SetEncodingFallback changes the behavior of GetEncoding when a suitable encoding is not found. The default is FallbackFail, which causes GetEncoding to simply return nil.

Types

type CharMap

type CharMap struct {
	transform.NopResetter

	// The map between bytes and runes.  To indicate that a specific
	// byte value is invalid for a character set, use the rune
	// utf8.RuneError.  Values that are absent from this map will
	// be assumed to have the identity mapping -- that is the default
	// is to assume ISO8859-1, where all 8-bit characters have the same
	// numeric value as their Unicode runes.  (Not to be confused with
	// the UTF-8 values, which *will* be different for non-ASCII runes.)
	//
	// If no values less than RuneSelf are changed (or have non-identity
	// mappings), then the character set is assumed to be an ASCII
	// superset, and certain assumptions and optimizations become
	// available for ASCII bytes.
	Map map[byte]rune

	// The ReplacementChar is the byte value to use for substitution.
	// It should normally be ASCIISub for ASCII encodings.  This may be
	// unset (left to zero) for mappings that are strictly ASCII supersets.
	// In that case ASCIISub will be assumed instead.
	ReplacementChar byte
	// contains filtered or unexported fields
}

CharMap is a structure for setting up encodings for 8-bit character sets, for transforming between UTF8 and that other character set. It has some ideas borrowed from golang.org/x/text/encoding/charmap, but it uses a different implementation. This implementation uses maps, and supports user-defined maps.
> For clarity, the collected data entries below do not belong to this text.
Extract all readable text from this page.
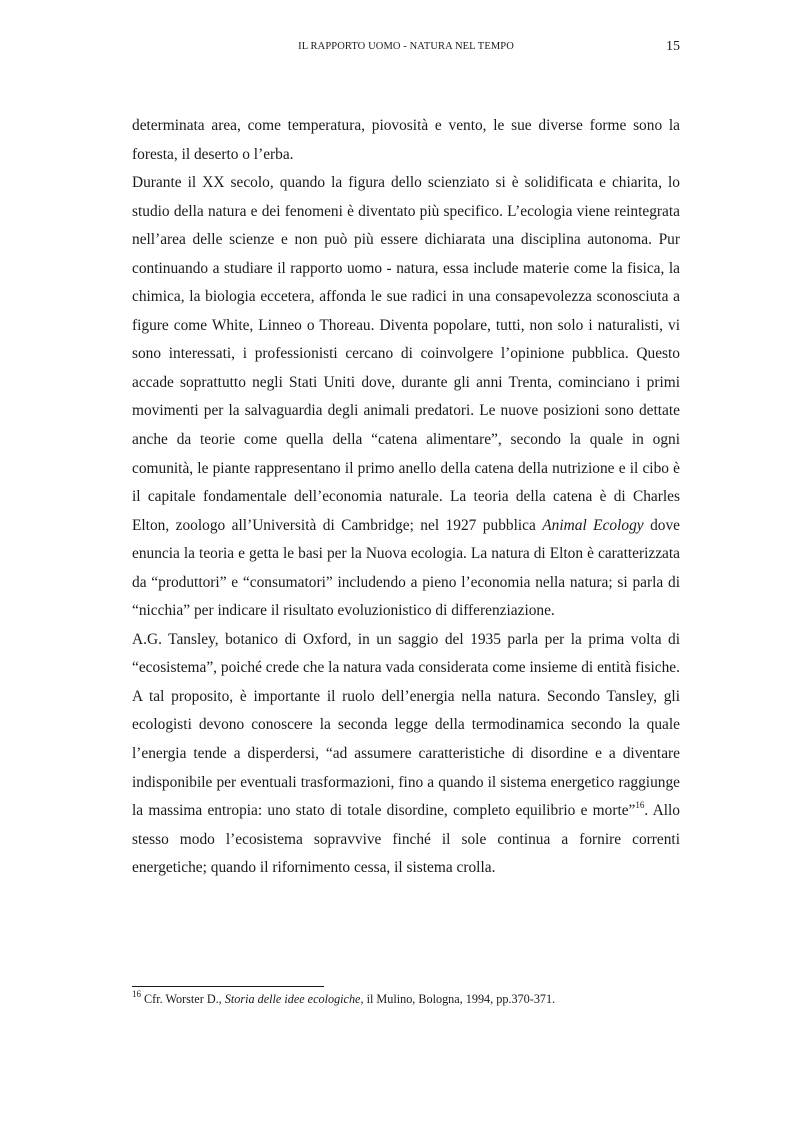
IL RAPPORTO UOMO - NATURA NEL TEMPO	15

determinata area, come temperatura, piovosità e vento, le sue diverse forme sono la foresta, il deserto o l’erba.

Durante il XX secolo, quando la figura dello scienziato si è solidificata e chiarita, lo studio della natura e dei fenomeni è diventato più specifico. L’ecologia viene reintegrata nell’area delle scienze e non può più essere dichiarata una disciplina autonoma. Pur continuando a studiare il rapporto uomo - natura, essa include materie come la fisica, la chimica, la biologia eccetera, affonda le sue radici in una consapevolezza sconosciuta a figure come White, Linneo o Thoreau. Diventa popolare, tutti, non solo i naturalisti, vi sono interessati, i professionisti cercano di coinvolgere l’opinione pubblica. Questo accade soprattutto negli Stati Uniti dove, durante gli anni Trenta, cominciano i primi movimenti per la salvaguardia degli animali predatori. Le nuove posizioni sono dettate anche da teorie come quella della “catena alimentare”, secondo la quale in ogni comunità, le piante rappresentano il primo anello della catena della nutrizione e il cibo è il capitale fondamentale dell’economia naturale. La teoria della catena è di Charles Elton, zoologo all’Università di Cambridge; nel 1927 pubblica Animal Ecology dove enuncia la teoria e getta le basi per la Nuova ecologia. La natura di Elton è caratterizzata da “produttori” e “consumatori” includendo a pieno l’economia nella natura; si parla di “nicchia” per indicare il risultato evoluzionistico di differenziazione.

A.G. Tansley, botanico di Oxford, in un saggio del 1935 parla per la prima volta di “ecosistema”, poiché crede che la natura vada considerata come insieme di entità fisiche. A tal proposito, è importante il ruolo dell’energia nella natura. Secondo Tansley, gli ecologisti devono conoscere la seconda legge della termodinamica secondo la quale l’energia tende a disperdersi, “ad assumere caratteristiche di disordine e a diventare indisponibile per eventuali trasformazioni, fino a quando il sistema energetico raggiunge la massima entropia: uno stato di totale disordine, completo equilibrio e morte”$^{16}$. Allo stesso modo l’ecosistema sopravvive finché il sole continua a fornire correnti energetiche; quando il rifornimento cessa, il sistema crolla.

$^{16}$ Cfr. Worster D., Storia delle idee ecologiche, il Mulino, Bologna, 1994, pp.370-371.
We do assume that a character map has a reasonable substitution character, and that valid encodings are stable (exactly a 1:1 map) and stateless (that is there is no shift character or anything like that.) Hence this approach will not work for many East Asian character sets.

Measurement shows little or no measurable difference in the performance of the two approaches. The difference was down to a couple of nsec/op, and no consistent pattern as to which ran faster. With the conversion to UTF-8 the code takes about 25 nsec/op. The conversion in the reverse direction takes about 100 nsec/op. The larger cost for conversion from UTF-8 is most likely due to the need to convert the UTF-8 byte stream to a rune before conversion.

func (*CharMap) Init

func (c *CharMap) Init()

Init initializes internal values of a character map. This should be done early, to minimize the cost of allocation of transforms later. It is not strictly necessary however, as the allocation functions will arrange to call it if it has not already been done.

func (*CharMap) NewDecoder

func (c *CharMap) NewDecoder() *encoding.Decoder

NewDecoder returns a Decoder the converts from the 8-bit character set to UTF-8. Unknown mappings, if any, are mapped to '\uFFFD'.

func (*CharMap) NewEncoder

func (c *CharMap) NewEncoder() *encoding.Encoder

NewEncoder returns a Transformer that converts from UTF8 to the 8-bit character set. Unknown mappings are mapped to 0x1A.

type Fallback

type Fallback int

Fallback describes how the system behaves when the locale requires a character set that we do not support. The system always supports UTF-8 and US-ASCII. On Windows consoles, UTF-16LE is also supported automatically. Other character sets must be added using the RegisterEncoding API. (A large group of nearly all of them can be added using the RegisterAll function in the encoding sub package.)